LC_COLLATE seems to be irrelevant. It seems that LC_NUMERIC=en_US.UTF-8 is responsible for the problem. Only for en_US (same with en_US.UTF-8 ,en_US and en_US.iso885915) locales AND with comma separator I have output not sorted. All other locales and separators I checked seems to be ok. Will try to dig something from debug.

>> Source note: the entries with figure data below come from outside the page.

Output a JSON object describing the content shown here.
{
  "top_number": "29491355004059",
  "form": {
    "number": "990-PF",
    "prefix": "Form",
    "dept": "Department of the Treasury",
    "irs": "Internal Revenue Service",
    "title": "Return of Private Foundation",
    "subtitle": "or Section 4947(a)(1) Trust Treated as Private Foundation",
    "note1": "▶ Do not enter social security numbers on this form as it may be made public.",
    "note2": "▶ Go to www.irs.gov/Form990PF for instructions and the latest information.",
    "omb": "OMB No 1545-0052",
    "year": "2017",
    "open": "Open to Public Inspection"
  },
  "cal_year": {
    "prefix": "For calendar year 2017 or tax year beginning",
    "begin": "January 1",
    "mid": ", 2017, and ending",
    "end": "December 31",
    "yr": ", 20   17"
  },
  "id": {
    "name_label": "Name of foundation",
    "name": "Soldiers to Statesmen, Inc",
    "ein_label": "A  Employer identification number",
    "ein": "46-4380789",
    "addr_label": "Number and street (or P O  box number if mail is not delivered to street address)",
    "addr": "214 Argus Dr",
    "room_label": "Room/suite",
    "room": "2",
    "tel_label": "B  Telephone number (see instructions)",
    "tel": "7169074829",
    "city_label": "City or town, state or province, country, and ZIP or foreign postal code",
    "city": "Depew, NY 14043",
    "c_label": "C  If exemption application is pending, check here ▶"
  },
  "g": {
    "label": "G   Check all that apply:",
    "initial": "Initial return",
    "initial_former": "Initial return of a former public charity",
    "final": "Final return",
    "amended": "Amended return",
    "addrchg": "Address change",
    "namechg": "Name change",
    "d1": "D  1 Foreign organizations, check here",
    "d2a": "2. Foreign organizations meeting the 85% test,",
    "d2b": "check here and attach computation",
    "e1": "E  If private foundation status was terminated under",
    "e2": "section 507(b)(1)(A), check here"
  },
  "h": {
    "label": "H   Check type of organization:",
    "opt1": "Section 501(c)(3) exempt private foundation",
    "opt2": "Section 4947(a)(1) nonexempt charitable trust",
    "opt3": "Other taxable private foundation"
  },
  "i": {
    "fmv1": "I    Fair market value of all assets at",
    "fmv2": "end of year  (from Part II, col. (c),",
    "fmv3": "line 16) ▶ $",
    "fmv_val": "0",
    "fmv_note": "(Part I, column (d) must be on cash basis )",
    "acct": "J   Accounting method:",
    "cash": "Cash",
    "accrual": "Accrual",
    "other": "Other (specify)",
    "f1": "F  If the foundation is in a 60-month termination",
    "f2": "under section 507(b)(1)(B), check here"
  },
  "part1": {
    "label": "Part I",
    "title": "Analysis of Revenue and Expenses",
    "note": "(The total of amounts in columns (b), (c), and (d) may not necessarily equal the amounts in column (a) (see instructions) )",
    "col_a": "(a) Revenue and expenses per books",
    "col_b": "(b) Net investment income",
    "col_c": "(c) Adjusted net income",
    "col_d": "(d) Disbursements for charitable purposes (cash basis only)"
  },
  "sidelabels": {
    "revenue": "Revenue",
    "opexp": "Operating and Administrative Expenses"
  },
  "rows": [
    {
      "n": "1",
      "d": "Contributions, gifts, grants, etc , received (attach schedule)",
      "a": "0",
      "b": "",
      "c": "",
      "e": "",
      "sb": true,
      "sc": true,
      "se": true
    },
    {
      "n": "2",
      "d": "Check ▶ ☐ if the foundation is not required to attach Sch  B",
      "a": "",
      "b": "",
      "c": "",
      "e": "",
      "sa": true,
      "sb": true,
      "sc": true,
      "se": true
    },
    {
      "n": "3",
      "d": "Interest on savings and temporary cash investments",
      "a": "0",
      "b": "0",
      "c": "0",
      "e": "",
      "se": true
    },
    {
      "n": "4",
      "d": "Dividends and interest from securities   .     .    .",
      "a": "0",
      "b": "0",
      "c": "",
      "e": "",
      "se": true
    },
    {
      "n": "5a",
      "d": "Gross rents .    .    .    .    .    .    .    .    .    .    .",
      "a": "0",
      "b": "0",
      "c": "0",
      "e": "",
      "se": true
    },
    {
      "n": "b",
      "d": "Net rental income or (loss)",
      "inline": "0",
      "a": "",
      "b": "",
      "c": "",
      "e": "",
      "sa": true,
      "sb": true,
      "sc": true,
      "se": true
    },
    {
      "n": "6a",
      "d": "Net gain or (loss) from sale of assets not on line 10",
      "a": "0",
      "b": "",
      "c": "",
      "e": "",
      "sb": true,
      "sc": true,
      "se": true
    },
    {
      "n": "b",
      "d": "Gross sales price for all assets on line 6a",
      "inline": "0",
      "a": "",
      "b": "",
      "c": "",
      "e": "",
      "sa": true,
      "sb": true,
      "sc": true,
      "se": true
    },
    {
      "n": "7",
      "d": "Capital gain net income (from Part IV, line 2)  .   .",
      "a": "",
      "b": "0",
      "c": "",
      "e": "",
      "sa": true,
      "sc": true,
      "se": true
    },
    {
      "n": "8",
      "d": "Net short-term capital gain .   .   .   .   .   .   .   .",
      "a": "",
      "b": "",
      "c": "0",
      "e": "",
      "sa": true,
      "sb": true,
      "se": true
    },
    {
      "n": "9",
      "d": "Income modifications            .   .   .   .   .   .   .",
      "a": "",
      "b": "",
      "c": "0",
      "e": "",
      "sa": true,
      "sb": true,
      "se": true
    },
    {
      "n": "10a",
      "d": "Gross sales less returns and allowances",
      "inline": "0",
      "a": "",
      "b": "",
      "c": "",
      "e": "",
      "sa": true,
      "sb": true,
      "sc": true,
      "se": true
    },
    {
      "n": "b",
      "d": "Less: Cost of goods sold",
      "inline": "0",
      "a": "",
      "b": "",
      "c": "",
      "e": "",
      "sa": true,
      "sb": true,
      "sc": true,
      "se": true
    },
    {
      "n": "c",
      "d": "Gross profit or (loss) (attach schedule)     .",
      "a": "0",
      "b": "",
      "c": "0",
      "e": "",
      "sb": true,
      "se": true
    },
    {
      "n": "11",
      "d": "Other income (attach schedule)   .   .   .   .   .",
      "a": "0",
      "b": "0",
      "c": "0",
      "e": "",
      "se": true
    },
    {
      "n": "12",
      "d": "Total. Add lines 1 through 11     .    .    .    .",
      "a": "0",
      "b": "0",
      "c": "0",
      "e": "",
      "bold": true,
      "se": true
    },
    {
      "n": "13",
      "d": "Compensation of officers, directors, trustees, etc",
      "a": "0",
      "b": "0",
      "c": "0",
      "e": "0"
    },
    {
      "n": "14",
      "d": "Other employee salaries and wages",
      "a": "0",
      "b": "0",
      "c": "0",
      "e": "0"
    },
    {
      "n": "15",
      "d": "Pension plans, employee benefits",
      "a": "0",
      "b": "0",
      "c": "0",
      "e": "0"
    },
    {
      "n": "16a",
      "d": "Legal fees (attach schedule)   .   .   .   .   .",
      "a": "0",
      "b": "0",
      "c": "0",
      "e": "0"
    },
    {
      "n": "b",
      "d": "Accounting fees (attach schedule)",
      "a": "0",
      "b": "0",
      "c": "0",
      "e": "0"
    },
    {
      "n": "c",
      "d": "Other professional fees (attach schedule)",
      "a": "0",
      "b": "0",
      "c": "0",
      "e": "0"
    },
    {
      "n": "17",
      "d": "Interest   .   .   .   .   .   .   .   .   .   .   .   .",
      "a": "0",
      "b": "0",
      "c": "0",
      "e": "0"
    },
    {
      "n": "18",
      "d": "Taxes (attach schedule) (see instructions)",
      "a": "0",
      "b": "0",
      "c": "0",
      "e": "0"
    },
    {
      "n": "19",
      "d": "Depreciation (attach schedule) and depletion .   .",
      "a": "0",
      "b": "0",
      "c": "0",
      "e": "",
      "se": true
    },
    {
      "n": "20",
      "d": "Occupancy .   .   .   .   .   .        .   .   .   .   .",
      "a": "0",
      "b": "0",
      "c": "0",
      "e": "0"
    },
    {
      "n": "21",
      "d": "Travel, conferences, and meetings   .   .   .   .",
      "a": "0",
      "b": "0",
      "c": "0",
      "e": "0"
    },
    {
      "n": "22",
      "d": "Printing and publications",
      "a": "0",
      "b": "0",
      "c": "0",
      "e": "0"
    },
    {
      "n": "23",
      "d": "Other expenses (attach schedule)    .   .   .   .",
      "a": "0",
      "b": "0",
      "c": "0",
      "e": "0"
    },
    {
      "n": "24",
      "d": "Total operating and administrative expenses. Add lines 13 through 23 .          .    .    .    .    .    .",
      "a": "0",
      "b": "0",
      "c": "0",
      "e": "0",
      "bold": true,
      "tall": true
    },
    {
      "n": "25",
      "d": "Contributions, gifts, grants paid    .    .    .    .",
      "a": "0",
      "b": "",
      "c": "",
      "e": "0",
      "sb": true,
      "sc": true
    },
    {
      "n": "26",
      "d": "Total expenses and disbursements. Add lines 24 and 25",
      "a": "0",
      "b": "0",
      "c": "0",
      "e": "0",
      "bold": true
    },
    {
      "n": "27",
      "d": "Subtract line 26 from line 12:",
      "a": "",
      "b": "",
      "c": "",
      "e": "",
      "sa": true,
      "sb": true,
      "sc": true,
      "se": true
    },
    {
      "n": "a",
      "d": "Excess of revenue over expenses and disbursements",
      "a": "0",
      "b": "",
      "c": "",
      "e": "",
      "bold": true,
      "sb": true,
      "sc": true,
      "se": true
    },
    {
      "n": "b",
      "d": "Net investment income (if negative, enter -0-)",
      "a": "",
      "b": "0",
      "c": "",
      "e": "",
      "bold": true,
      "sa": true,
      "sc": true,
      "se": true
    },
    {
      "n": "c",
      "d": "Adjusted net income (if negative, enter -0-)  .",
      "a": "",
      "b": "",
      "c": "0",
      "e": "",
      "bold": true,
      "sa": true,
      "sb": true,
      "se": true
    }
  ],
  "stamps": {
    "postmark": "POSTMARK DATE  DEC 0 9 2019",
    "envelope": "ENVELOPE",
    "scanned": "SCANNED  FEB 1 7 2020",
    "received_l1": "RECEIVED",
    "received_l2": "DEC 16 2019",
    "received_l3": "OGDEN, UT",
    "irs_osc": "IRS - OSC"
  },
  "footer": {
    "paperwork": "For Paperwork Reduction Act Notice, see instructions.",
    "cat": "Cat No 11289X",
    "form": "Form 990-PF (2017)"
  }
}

Thanks for the report, but what you're seeing is the required behavior. The problem is that by using -k1 you're telling it to use the entire line as the key, when you really want to use just the first column. Use -k1,1 instead, and it works the way you expect.
OK, maybe the sort(1) manpage should be fixed then. Currently it says: -k, --key=POS1[,POS2] start a key at POS1, end it at POS2 (origin 1) Maybe add something like "Without POS2, the whole part of the line starting at POS1 to the end of line is used." there.
Suggested manpage improvement added in RAWHIDE coreutils-6.10-2.fc9 , closing that bugzilla as NOTABUG , in the next update of F7/F8 coreutils I will backport the patch there too.